Elevated hs-cTnI levels measured in the stabilized phase after an ACS event are independent predictors of all-cause and cardiovascular mortality in a highly admixed population.
Keywords: Coronary Artery Disease / mortality; Troponin I; Prognosis; Metabolic Syndrome; Biological Variation, Population; Risk Factors
A síndrome coronariana aguda (SCA) é um importante fator de mortalidade e a principal causa de anos de vida perdidos em todo o mundo.1 Nas últimas décadas, diversas intervenções terapêuticas têm se mostrado benéficas no tratamento da SCA, e estratégias voltadas ao diagnóstico precoce e ao tratamento adequado têm sido recomendadas por várias sociedades de cardiologia.2-5 Devido aos progressos alcançados na terapêutica da SCA, um grupo heterogêneo de sobreviventes desta condição recebeu acompanhamento de longo prazo por parte dos serviços médicos. O prognóstico dos pacientes na fase estabilizada após a SCA varia de forma ampla;6 a validação de marcadores prognósticos de baixo custo e fácil obtenção pode melhorar a estratificação de risco a longo prazo para essa população.

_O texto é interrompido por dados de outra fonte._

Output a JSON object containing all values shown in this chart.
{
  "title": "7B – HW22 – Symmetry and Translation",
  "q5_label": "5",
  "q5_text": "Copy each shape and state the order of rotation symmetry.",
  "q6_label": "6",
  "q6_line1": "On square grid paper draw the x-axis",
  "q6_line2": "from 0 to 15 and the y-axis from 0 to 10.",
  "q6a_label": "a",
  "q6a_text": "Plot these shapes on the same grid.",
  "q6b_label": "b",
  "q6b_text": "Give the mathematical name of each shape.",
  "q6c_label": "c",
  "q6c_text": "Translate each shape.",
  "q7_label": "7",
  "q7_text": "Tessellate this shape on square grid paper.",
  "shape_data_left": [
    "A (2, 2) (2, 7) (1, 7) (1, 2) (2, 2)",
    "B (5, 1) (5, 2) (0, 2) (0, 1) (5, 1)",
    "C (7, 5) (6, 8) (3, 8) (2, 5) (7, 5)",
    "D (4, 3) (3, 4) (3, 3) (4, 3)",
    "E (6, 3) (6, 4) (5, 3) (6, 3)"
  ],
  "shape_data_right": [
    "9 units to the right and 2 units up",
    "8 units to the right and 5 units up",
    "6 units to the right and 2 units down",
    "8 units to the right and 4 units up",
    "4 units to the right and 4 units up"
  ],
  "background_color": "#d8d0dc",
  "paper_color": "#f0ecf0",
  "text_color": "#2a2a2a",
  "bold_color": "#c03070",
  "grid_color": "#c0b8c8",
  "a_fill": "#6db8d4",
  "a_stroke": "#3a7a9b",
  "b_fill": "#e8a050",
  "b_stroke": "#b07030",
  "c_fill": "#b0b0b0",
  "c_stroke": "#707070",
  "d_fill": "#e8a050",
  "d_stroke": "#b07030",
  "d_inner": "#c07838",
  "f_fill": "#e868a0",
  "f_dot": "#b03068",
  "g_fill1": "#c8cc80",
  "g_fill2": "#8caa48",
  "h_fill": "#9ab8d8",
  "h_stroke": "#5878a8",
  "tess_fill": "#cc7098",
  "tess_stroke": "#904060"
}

Diversos estudos demonstraram que as troponinas cardíacas (Tnc) são mais sensíveis e específicas para o diagnóstico de infarto do miocárdio (IM), e têm uma maior correlação com níveis mais altos de mortalidade do que o padrão de referência anterior, a isoenzima creatina quinase-MB (CK-MB).7-11 Nas últimas duas décadas, foram desenvolvidas novos ensaios que conferiram maior sensibilidade ao diagnóstico de IM; essas Tnc de alta sensibilidade (Tnc-as) demonstraram maior precisão na identificação de pacientes com maior risco de morte, mesmo naqueles que tinham níveis de Tnc de primeira geração indetectáveis.12 Mais recentemente, o uso de TnT-as como marcador prognóstico na fase subaguda após um episódio de SCA foi estudado em uma coorte europeia de pacientes brancos.13 Esses achados não foram replicados em populações mais heterogêneas de países em desenvolvimento. Nesta coorte observacional unicêntrica, temos como objetivo estudar a associação entre níveis elevados de TnI-as e as mortalidades por todas as causas e cardiovascular, a longo prazo, em uma população altamente miscigenada no Brasil.
O desenho do estudo da Estratégia de Registro de Insuficiência Coronariana (ERICO) foi descrito em detalhes em outros trabalhos.14,15 Resumidamente, o ERICO é um estudo de coorte prospectivo de pacientes com SCA matriculados entre fevereiro de 2009 e dezembro de 2013 em um hospital comunitário em São Paulo, Brasil. Todos os pacientes com suspeita de SCA no departamento de emergência foram selecionados para participação no estudo. Os participantes do ERICO precisavam preencher os critérios diagnósticos de infarto agudo do miocárdio com elevação do segmento ST (IAMST), infarto agudo do miocárdio sem elevação do segmento ST (IAMSST) ou angina instável (AI); os critérios utilizados para definir as síndromes coronarianas agudas eram:14
1) IM: presença de sintomas compatíveis com isquemia cardíaca dentro de 24 horas da apresentação hospitalar, e níveis de troponina I acima do percentil 99, com um coeficiente de variação < 10% do teste específico.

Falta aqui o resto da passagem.